Nationalizing our resources is a key first step, but an organized Alberta working class could go much further. They could fight for full healthcare, an end to unemployment, democratic workplaces, and an end to the capitalist system which places us all in this nightmare to begin with. 

The resistance put up by Indigenous groups, ranchers, downstream municipalities, and even country singers, is a start. But barring a massive mobilization of workers, the mines will be built. The profits are simply too high and the UCP too desperate.

The UCP’s plan for developing the coal mines are not plans in the interests of Albertans, a majority of whom reject the proposed expansions. If the UCP cared about jobs they wouldn’t be trumpeting the 800 positions coming out of these mines months after laying off 26,000 public education staff and 11,000 healthcare workers during a pandemic. 

Alberta has also been left with $100 billion worth of cleanup for decades of abandoned oil and gas wells dotting the prairies. Even the Alberta Energy Regulator, an industry-funded entity, states it could take up to 2,800 years for companies to reclaim inactive oil and gas sites to their natural environment. This is on top of the human toll where decades of workers were either killed, maimed, or were given chronic illnesses from exposure to noxious chemicals. 

The province’s unemployment could be erased if we tasked out-of-work tradespeople with the task of remediating these abandoned sites. The surplus from mining could be used to help fund our schools, hospitals, and universities, which could be staffed according to need, and not what their meagre budgets allow them to hire. 

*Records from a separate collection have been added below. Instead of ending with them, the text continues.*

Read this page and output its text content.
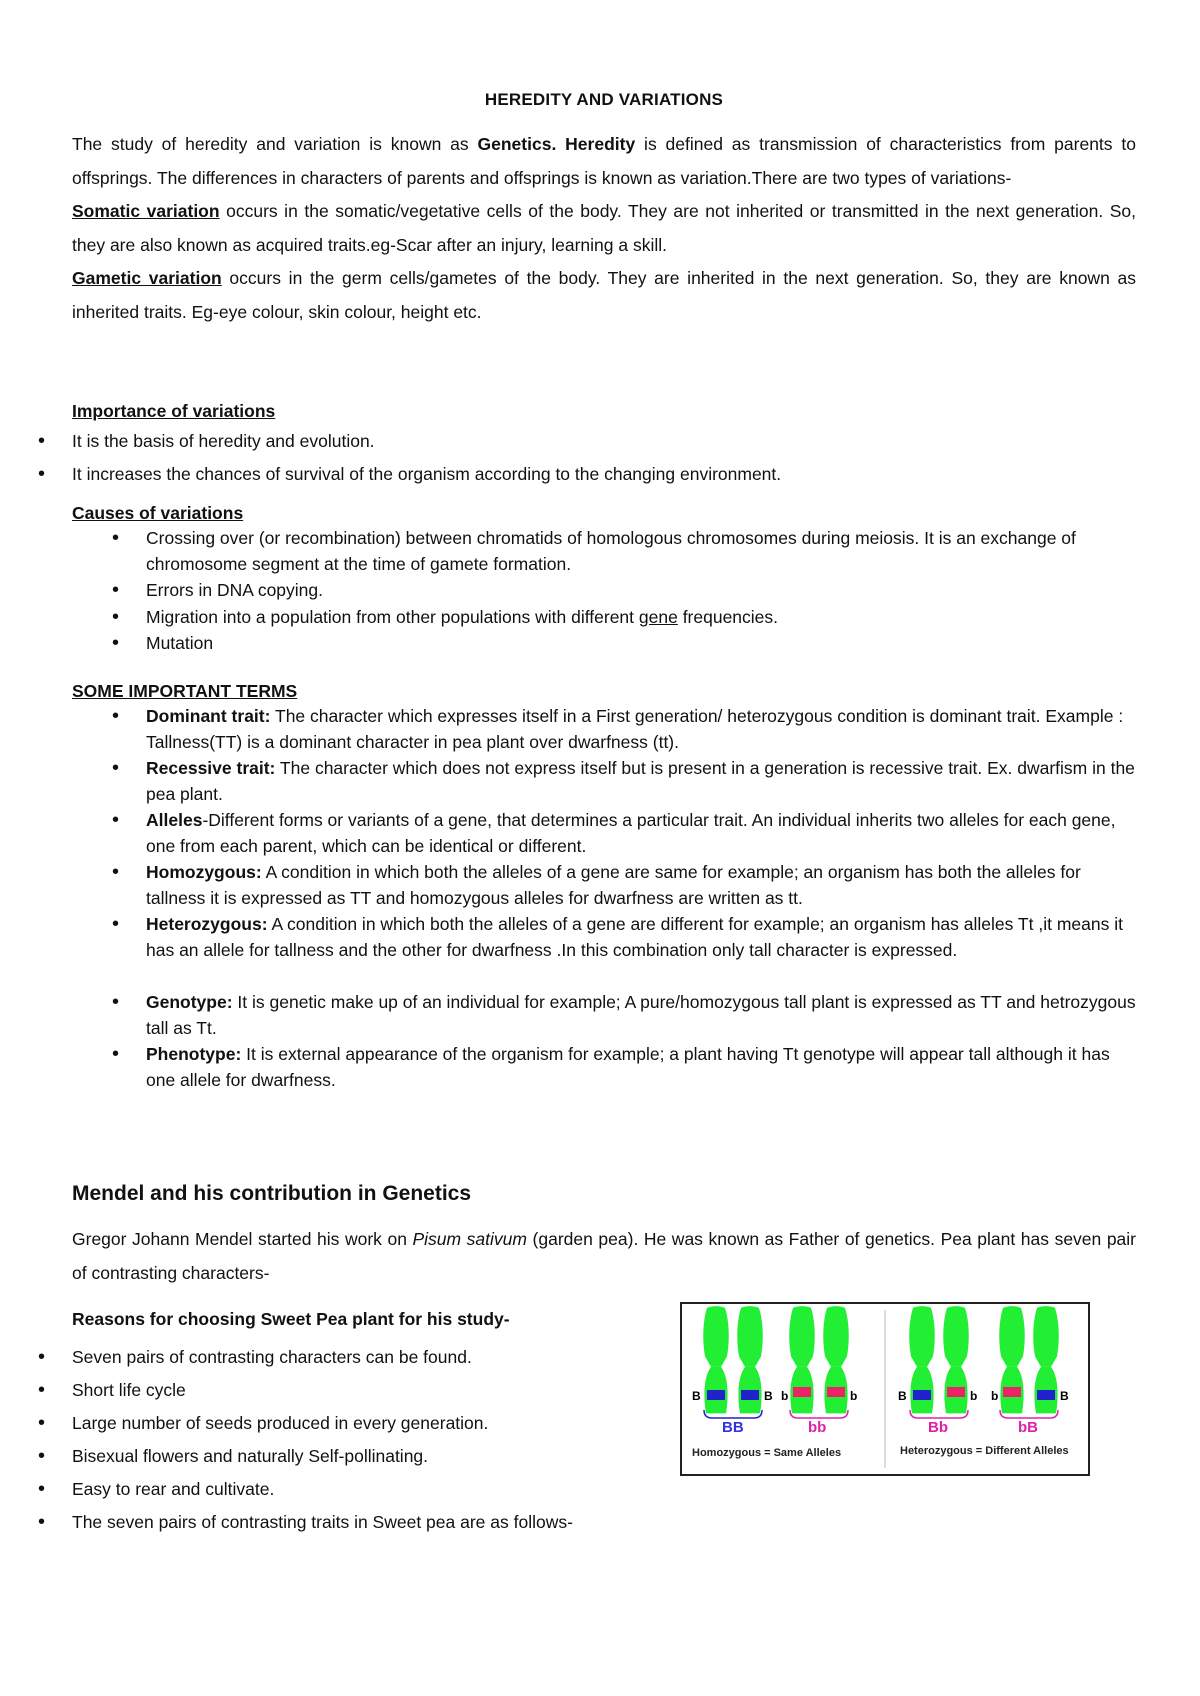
HEREDITY AND VARIATIONS

The study of heredity and variation is known as Genetics. Heredity is defined as transmission of characteristics from parents to offsprings. The differences in characters of parents and offsprings is known as variation.There are two types of variations-

Somatic variation occurs in the somatic/vegetative cells of the body. They are not inherited or transmitted in the next generation. So, they are also known as acquired traits.eg-Scar after an injury, learning a skill.

Gametic variation occurs in the germ cells/gametes of the body. They are inherited in the next generation. So, they are known as inherited traits. Eg-eye colour, skin colour, height etc.

Importance of variations
• It is the basis of heredity and evolution.
• It increases the chances of survival of the organism according to the changing environment.
Causes of variations
• Crossing over (or recombination) between chromatids of homologous chromosomes during meiosis. It is an exchange of chromosome segment at the time of gamete formation.
• Errors in DNA copying.
• Migration into a population from other populations with different gene frequencies.
• Mutation
SOME IMPORTANT TERMS
• Dominant trait: The character which expresses itself in a First generation/ heterozygous condition is dominant trait. Example : Tallness(TT) is a dominant character in pea plant over dwarfness (tt).
• Recessive trait: The character which does not express itself but is present in a generation is recessive trait. Ex. dwarfism in the pea plant.
• Alleles-Different forms or variants of a gene, that determines a particular trait. An individual inherits two alleles for each gene, one from each parent, which can be identical or different.
• Homozygous: A condition in which both the alleles of a gene are same for example; an organism has both the alleles for tallness it is expressed as TT and homozygous alleles for dwarfness are written as tt.
• Heterozygous: A condition in which both the alleles of a gene are different for example; an organism has alleles Tt ,it means it has an allele for tallness and the other for dwarfness .In this combination only tall character is expressed.
• Genotype: It is genetic make up of an individual for example; A pure/homozygous tall plant is expressed as TT and hetrozygous tall as Tt.
• Phenotype: It is external appearance of the organism for example; a plant having Tt genotype will appear tall although it has one allele for dwarfness.
Mendel and his contribution in Genetics

Gregor Johann Mendel started his work on Pisum sativum (garden pea). He was known as Father of genetics. Pea plant has seven pair of contrasting characters-

Reasons for choosing Sweet Pea plant for his study-
• Seven pairs of contrasting characters can be found.
• Short life cycle
• Large number of seeds produced in every generation.
• Bisexual flowers and naturally Self-pollinating.
• Easy to rear and cultivate.
• The seven pairs of contrasting traits in Sweet pea are as follows-
B	B
BB
b	b
bb
B	b
Bb
b	B
bB
Homozygous = Same Alleles	Heterozygous = Different Alleles
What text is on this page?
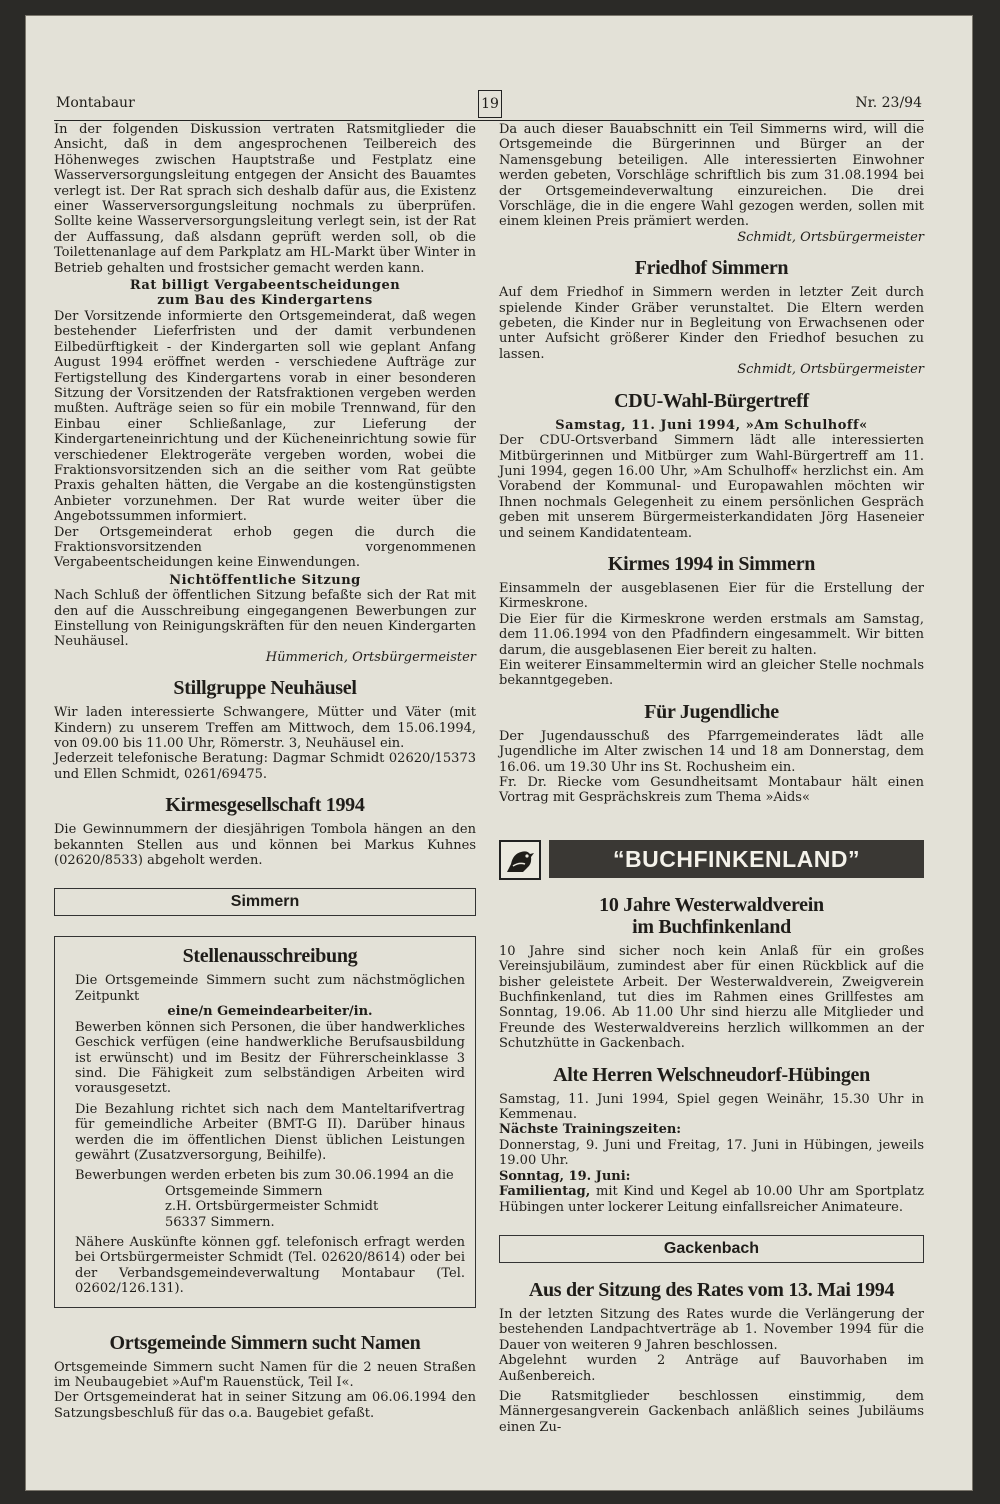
Montabaur	19	Nr. 23/94

In der folgenden Diskussion vertraten Ratsmitglieder die Ansicht, daß in dem angesprochenen Teilbereich des Höhenweges zwischen Hauptstraße und Festplatz eine Wasserversorgungsleitung entgegen der Ansicht des Bauamtes verlegt ist. Der Rat sprach sich deshalb dafür aus, die Existenz einer Wasserversorgungsleitung nochmals zu überprüfen. Sollte keine Wasserversorgungsleitung verlegt sein, ist der Rat der Auffassung, daß alsdann geprüft werden soll, ob die Toilettenanlage auf dem Parkplatz am HL-Markt über Winter in Betrieb gehalten und frostsicher gemacht werden kann.

Rat billigt Vergabeentscheidungen
zum Bau des Kindergartens

Der Vorsitzende informierte den Ortsgemeinderat, daß wegen bestehender Lieferfristen und der damit verbundenen Eilbedürftigkeit - der Kindergarten soll wie geplant Anfang August 1994 eröffnet werden - verschiedene Aufträge zur Fertigstellung des Kindergartens vorab in einer besonderen Sitzung der Vorsitzenden der Ratsfraktionen vergeben werden mußten. Aufträge seien so für ein mobile Trennwand, für den Einbau einer Schließanlage, zur Lieferung der Kindergarteneinrichtung und der Kücheneinrichtung sowie für verschiedener Elektrogeräte vergeben worden, wobei die Fraktionsvorsitzenden sich an die seither vom Rat geübte Praxis gehalten hätten, die Vergabe an die kostengünstigsten Anbieter vorzunehmen. Der Rat wurde weiter über die Angebotssummen informiert.

Der Ortsgemeinderat erhob gegen die durch die Fraktionsvorsitzenden vorgenommenen Vergabeentscheidungen keine Einwendungen.

Nichtöffentliche Sitzung

Nach Schluß der öffentlichen Sitzung befaßte sich der Rat mit den auf die Ausschreibung eingegangenen Bewerbungen zur Einstellung von Reinigungskräften für den neuen Kindergarten Neuhäusel.

Hümmerich, Ortsbürgermeister

Stillgruppe Neuhäusel

Wir laden interessierte Schwangere, Mütter und Väter (mit Kindern) zu unserem Treffen am Mittwoch, dem 15.06.1994, von 09.00 bis 11.00 Uhr, Römerstr. 3, Neuhäusel ein.

Jederzeit telefonische Beratung: Dagmar Schmidt 02620/15373 und Ellen Schmidt, 0261/69475.

Kirmesgesellschaft 1994

Die Gewinnummern der diesjährigen Tombola hängen an den bekannten Stellen aus und können bei Markus Kuhnes (02620/8533) abgeholt werden.

Simmern
Stellenausschreibung

Die Ortsgemeinde Simmern sucht zum nächstmöglichen Zeitpunkt

eine/n Gemeindearbeiter/in.

Bewerben können sich Personen, die über handwerkliches Geschick verfügen (eine handwerkliche Berufsausbildung ist erwünscht) und im Besitz der Führerscheinklasse 3 sind. Die Fähigkeit zum selbständigen Arbeiten wird vorausgesetzt.

Die Bezahlung richtet sich nach dem Manteltarifvertrag für gemeindliche Arbeiter (BMT-G II). Darüber hinaus werden die im öffentlichen Dienst üblichen Leistungen gewährt (Zusatzversorgung, Beihilfe).

Bewerbungen werden erbeten bis zum 30.06.1994 an die

Ortsgemeinde Simmern

z.H. Ortsbürgermeister Schmidt

56337 Simmern.

Nähere Auskünfte können ggf. telefonisch erfragt werden bei Ortsbürgermeister Schmidt (Tel. 02620/8614) oder bei der Verbandsgemeindeverwaltung Montabaur (Tel. 02602/126.131).

Ortsgemeinde Simmern sucht Namen

Ortsgemeinde Simmern sucht Namen für die 2 neuen Straßen im Neubaugebiet »Auf'm Rauenstück, Teil I«.

Der Ortsgemeinderat hat in seiner Sitzung am 06.06.1994 den Satzungsbeschluß für das o.a. Baugebiet gefaßt.

Da auch dieser Bauabschnitt ein Teil Simmerns wird, will die Ortsgemeinde die Bürgerinnen und Bürger an der Namensgebung beteiligen. Alle interessierten Einwohner werden gebeten, Vorschläge schriftlich bis zum 31.08.1994 bei der Ortsgemeindeverwaltung einzureichen. Die drei Vorschläge, die in die engere Wahl gezogen werden, sollen mit einem kleinen Preis prämiert werden.

Schmidt, Ortsbürgermeister

Friedhof Simmern

Auf dem Friedhof in Simmern werden in letzter Zeit durch spielende Kinder Gräber verunstaltet. Die Eltern werden gebeten, die Kinder nur in Begleitung von Erwachsenen oder unter Aufsicht größerer Kinder den Friedhof besuchen zu lassen.

Schmidt, Ortsbürgermeister

CDU-Wahl-Bürgertreff
Samstag, 11. Juni 1994, »Am Schulhoff«

Der CDU-Ortsverband Simmern lädt alle interessierten Mitbürgerinnen und Mitbürger zum Wahl-Bürgertreff am 11. Juni 1994, gegen 16.00 Uhr, »Am Schulhoff« herzlichst ein. Am Vorabend der Kommunal- und Europawahlen möchten wir Ihnen nochmals Gelegenheit zu einem persönlichen Gespräch geben mit unserem Bürgermeisterkandidaten Jörg Haseneier und seinem Kandidatenteam.

Kirmes 1994 in Simmern

Einsammeln der ausgeblasenen Eier für die Erstellung der Kirmeskrone.

Die Eier für die Kirmeskrone werden erstmals am Samstag, dem 11.06.1994 von den Pfadfindern eingesammelt. Wir bitten darum, die ausgeblasenen Eier bereit zu halten.

Ein weiterer Einsammeltermin wird an gleicher Stelle nochmals bekanntgegeben.

Für Jugendliche

Der Jugendausschuß des Pfarrgemeinderates lädt alle Jugendliche im Alter zwischen 14 und 18 am Donnerstag, dem 16.06. um 19.30 Uhr ins St. Rochusheim ein.

Fr. Dr. Riecke vom Gesundheitsamt Montabaur hält einen Vortrag mit Gesprächskreis zum Thema »Aids«

“BUCHFINKENLAND”
10 Jahre Westerwaldverein
im Buchfinkenland

10 Jahre sind sicher noch kein Anlaß für ein großes Vereinsjubiläum, zumindest aber für einen Rückblick auf die bisher geleistete Arbeit. Der Westerwaldverein, Zweigverein Buchfinkenland, tut dies im Rahmen eines Grillfestes am Sonntag, 19.06. Ab 11.00 Uhr sind hierzu alle Mitglieder und Freunde des Westerwaldvereins herzlich willkommen an der Schutzhütte in Gackenbach.

Alte Herren Welschneudorf-Hübingen

Samstag, 11. Juni 1994, Spiel gegen Weinähr, 15.30 Uhr in Kemmenau.

Nächste Trainingszeiten:

Donnerstag, 9. Juni und Freitag, 17. Juni in Hübingen, jeweils 19.00 Uhr.

Sonntag, 19. Juni:

Familientag, mit Kind und Kegel ab 10.00 Uhr am Sportplatz Hübingen unter lockerer Leitung einfallsreicher Animateure.

Gackenbach
Aus der Sitzung des Rates vom 13. Mai 1994

In der letzten Sitzung des Rates wurde die Verlängerung der bestehenden Landpachtverträge ab 1. November 1994 für die Dauer von weiteren 9 Jahren beschlossen.

Abgelehnt wurden 2 Anträge auf Bauvorhaben im Außenbereich.

Die Ratsmitglieder beschlossen einstimmig, dem Männergesangverein Gackenbach anläßlich seines Jubiläums einen Zu-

As long as the ownership of the means of production remains private and in the hands of the capitalist class, production and energy extraction will continue at the expense of society and the environment, for the sake of the profit of the few. Nationalization won’t cure our problems overnight, but you cannot plan what you don’t control, and you cannot control what you don’t own. Under workers’ control, we can begin to determine which mines are needed for the immediate benefit of society, and which ones are not, and allocate resources accordingly. 

Over half of the steel we produce goes to building construction, but what is never asked is why the average life of a non-residential building in Canada is 18 years, or why millions of tonnes of steel go into making apartment buildings in downtown Toronto which sit empty. How much coal could be left in the ground and how many homes could be filled if we rationally planned resource extraction and construction? 

We could develop other ways of making the materials we need, some of which are in stages of research and development. None of this is being developed for the simple fact of not being profitable. High-speed public transportation won’t be a reality as long as oil and individual cars remain immensely profitable. This is the same reason open pit mines in the Rocky Mountains are being developed, even though they will irreparably destroy millions of hectares of land and poison drinking water for hundreds of years. 

Capitalism demands that we choose between preserving the environment and offering well-paid jobs, while in reality being unable to deliver either. Open pit mines in the eastern slopes, with rock-bottom royalties, few jobs, and high profits for the bosses is a story Albertans know well, and it’s a story older than the province itself. The UCP has been forced to backtrack temporarily on this question, but that could change at any time. 

Socialist planning offers the only way out of the contradiction between the environment and the economy that has been established by capitalism. By removing the private ownership of industry and production for profit, we could begin to bring resource extraction and production generally into harmony with both the needs of society and the environment.